The Image of Pirates
Why it is better to be tortured or killed by white than black or Latino pirates, is not clear at this distance. But the notion of black pirates was portrayed in white media as especially terrifying. These were the pirates who, according to newspaper accounts, sometimes employed walking the plank as a terroristic weapon.

Some historians, such as Peter Earl, argue that the 19th-century pirates were more consistently cruel and murderous than their ancestors. This is debatable. All pirates steal people’s valuables and employ torture when they can’t find enough of them. But they were depicted this way in news media and by politicians seeking resources to address their depredations.
Lurid stories of pirates hanging their victims up by their intestines, as the Nile’s Weekly Register claimed in 1821, were more likely to sell than stories of pirates who stole everyone’s money and shoes and ate all the food, then set them free. Also, the big marine insurance houses like Lloyd’s of London had gotten much better at tracking and centralizing information about pirates. So, it was in general, easier for the public to track the scale and frequency of attacks.
This heightened attention is why so many pirates in 20th-century movies seem to have giant mustaches and Spanish accents, those that don’t have British West country accents, that is, are a general American cultural memory of the Cuban pirates who launched raids from their coastal land bases and were protected by local politicians and merchants.
This article comes directly from content in the video series The Real History of Pirates. Watch it now, on Wondrium.
The World against Pirates
Meanwhile, back in the Mediterranean, the long Greek war of independence against the Ottoman Empire had begun in 1821. Small-scale Greek piracy among the islands already had a long history, because the lion’s share of Greek piracy was directed against Ottoman shipping, the Greeks were willing to regard it as patriotic, much the way that the British had long admired their anti-Spanish cruisers. And since Western European nations generally favored Greek independence, the Greek pirates met with little determined opposition from elsewhere either.
At the start of the war predictably, many of these pirates joined the naval and legal privateering forces. Several years into it, however, the Greek navy suffered supply problems and began to fail, particularly once Egypt sent naval reinforcements to the Ottomans. At this point, the pirates went a bit wild, attacking British, French, Italian, and any other ships in their pathways.
They brought the stolen goods back to their various island communities, which helped to protect them from hunters. Travel became all but impossible, except in large armed convoys. Rumors of beating, torture and sexual assaults against piratical prisoners began to circulate as well. The backdrop was, after all, an extraordinarily violent war.
The End of Piracy as a Real Threat

However, the situation did not last long. The Western European presence in the Mediterranean was different from what had been a century and more before. Malta had been under British control since 1800, and as a result of both imperial expansion and Napoleonic wars, Britain and France now kept a considerable naval presence in the Mediterranean waters.

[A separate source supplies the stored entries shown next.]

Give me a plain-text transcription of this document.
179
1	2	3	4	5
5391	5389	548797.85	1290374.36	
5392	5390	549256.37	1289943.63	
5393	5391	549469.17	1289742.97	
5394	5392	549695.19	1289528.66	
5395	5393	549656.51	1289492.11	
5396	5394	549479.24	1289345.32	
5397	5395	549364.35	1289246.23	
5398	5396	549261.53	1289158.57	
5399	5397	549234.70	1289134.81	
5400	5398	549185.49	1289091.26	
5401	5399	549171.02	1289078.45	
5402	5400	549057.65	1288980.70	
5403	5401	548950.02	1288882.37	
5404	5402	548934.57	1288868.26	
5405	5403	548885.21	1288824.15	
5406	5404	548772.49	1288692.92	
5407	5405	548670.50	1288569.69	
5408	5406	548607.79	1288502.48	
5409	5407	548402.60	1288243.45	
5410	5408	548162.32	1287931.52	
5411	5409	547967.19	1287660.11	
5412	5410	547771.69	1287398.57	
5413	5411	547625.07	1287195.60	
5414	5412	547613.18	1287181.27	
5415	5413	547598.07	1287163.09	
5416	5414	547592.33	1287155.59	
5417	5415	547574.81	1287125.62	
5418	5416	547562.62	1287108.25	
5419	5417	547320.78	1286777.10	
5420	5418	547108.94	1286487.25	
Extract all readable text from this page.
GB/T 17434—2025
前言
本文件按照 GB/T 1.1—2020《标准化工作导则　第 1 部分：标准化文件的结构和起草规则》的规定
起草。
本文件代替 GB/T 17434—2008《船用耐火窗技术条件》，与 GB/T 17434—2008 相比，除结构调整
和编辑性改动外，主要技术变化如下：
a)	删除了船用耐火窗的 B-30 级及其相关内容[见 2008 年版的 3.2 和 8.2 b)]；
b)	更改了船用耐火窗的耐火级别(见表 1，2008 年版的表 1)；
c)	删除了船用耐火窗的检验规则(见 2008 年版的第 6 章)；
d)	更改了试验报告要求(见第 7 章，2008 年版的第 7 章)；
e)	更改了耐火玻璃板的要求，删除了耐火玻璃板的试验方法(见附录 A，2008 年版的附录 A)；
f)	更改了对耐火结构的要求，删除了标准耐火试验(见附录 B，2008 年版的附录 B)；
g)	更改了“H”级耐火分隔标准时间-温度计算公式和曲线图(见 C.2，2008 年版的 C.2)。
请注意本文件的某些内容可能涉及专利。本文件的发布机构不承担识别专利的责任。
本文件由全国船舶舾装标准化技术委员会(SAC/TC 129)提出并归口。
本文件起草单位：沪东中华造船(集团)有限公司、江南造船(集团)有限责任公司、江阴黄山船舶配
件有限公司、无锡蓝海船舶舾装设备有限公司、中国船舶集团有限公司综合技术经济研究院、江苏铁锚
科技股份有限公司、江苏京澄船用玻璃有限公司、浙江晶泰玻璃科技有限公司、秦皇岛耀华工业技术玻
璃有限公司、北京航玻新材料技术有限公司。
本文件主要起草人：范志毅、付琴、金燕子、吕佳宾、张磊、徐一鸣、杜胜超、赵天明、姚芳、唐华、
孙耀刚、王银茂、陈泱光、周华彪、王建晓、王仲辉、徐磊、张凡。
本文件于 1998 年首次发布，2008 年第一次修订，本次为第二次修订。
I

In the battle of Navarino, in 1827, a joint force of British, French, and Russian ships massacred the Ottoman Fleet. In the 19th century, most British encounters with piracy would thereafter take place in the far east, pirates were no longer remotely a local threat.
Common Questions about How European Powers Started and Ended the Era of Pirates
Privateers would try to hold multiple commissions at the same time, attacking the enemies of European powers. As the number of enemies grew things got complicated. Because of the high number of privateers and crew, many neutral vessels were being attacked in the Atlantic. The pirate problem got worse.
When pirates were becoming a huge problem in the Atlantic for the European powers, the media showed black pirates as somehow more terrifying. Even some historians believed that 19th-century pirates were more vicious than their predecessors. The Spanish accents and giant mustaches are part of a giant American cultural memory of Cuban pirates.
In the 19th century, European powers were present in the Mediterranean. Because of different historical events. Both Britain and France had a considerable amount of navies in the Mediterranean. Their fleets managed to make sure that piracy would no longer be a local threat and only cause problems in the far east.